Il linguaggio del ring e del betting: parla come uno scommettitore esperto
La boxe ha un suo linguaggio – e le scommesse sulla boxe ne hanno un altro. Mescolarli senza conoscerli è il modo più rapido per fraintendere un mercato, leggere male una quota o perdere una scommessa per un dettaglio terminologico. Ho compilato questo glossario negli anni, aggiungendo termini ogni volta che un lettore mi scriveva chiedendo “ma cosa significa esattamente…?” Il risultato è una guida che unisce il vocabolario del ring a quello del betting, perché servono entrambi per scommettere con cognizione di causa.
Dal corner alla moneyline: termini A-M
Ante-post – Scommessa piazzata molto prima dell’evento, tipicamente settimane o mesi in anticipo. Nella boxe, la quota viene bloccata al momento del piazzamento indipendentemente dai movimenti successivi. Il rischio principale è la cancellazione del match.
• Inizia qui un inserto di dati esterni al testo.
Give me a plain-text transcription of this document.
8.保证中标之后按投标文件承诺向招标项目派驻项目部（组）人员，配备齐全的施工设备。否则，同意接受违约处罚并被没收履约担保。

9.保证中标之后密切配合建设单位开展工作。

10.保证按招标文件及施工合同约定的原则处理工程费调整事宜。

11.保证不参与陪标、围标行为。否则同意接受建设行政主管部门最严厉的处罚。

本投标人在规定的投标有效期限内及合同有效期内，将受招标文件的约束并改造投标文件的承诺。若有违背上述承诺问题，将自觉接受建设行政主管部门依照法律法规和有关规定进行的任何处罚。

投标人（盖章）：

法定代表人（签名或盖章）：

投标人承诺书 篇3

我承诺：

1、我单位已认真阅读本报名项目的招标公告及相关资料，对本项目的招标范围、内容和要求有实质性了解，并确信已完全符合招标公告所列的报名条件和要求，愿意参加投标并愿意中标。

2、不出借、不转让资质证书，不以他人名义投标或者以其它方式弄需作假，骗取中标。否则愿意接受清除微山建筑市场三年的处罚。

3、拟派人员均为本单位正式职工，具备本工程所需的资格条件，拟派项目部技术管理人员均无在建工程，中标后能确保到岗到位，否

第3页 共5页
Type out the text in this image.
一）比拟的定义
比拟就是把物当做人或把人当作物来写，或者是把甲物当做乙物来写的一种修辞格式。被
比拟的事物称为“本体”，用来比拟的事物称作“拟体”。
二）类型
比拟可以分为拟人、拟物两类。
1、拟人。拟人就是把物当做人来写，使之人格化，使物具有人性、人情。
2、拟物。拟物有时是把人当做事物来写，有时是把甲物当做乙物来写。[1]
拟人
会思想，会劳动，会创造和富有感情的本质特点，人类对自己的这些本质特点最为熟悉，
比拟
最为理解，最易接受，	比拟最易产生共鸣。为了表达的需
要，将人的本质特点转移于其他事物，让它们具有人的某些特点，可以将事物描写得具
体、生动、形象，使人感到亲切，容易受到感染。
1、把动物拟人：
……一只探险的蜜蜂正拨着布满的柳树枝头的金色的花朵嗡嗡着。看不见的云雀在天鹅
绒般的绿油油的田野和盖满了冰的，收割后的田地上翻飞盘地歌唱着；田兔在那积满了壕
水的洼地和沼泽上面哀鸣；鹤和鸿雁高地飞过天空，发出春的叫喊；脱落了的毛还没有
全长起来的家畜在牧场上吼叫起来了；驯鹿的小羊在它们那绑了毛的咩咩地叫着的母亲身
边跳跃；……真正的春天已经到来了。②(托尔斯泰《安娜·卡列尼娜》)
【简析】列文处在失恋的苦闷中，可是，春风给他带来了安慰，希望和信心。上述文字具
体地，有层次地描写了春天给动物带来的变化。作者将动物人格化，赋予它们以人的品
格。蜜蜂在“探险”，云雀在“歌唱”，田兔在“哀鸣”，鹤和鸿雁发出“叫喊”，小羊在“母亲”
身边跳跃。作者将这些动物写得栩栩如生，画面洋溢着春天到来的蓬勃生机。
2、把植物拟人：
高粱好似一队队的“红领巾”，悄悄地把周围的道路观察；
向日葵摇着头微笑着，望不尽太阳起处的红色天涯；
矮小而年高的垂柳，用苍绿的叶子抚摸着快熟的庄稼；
Bankroll – Il capitale totale dedicato alle scommesse. La gestione del bankroll – cioè quanto puntare su ogni singola scommessa in rapporto al totale – è la skill più importante e meno spettacolare dello scommettitore.
Card – Il programma completo di un evento pugilistico, che include tutti gli incontri della serata – dal primo match di contorno al main event.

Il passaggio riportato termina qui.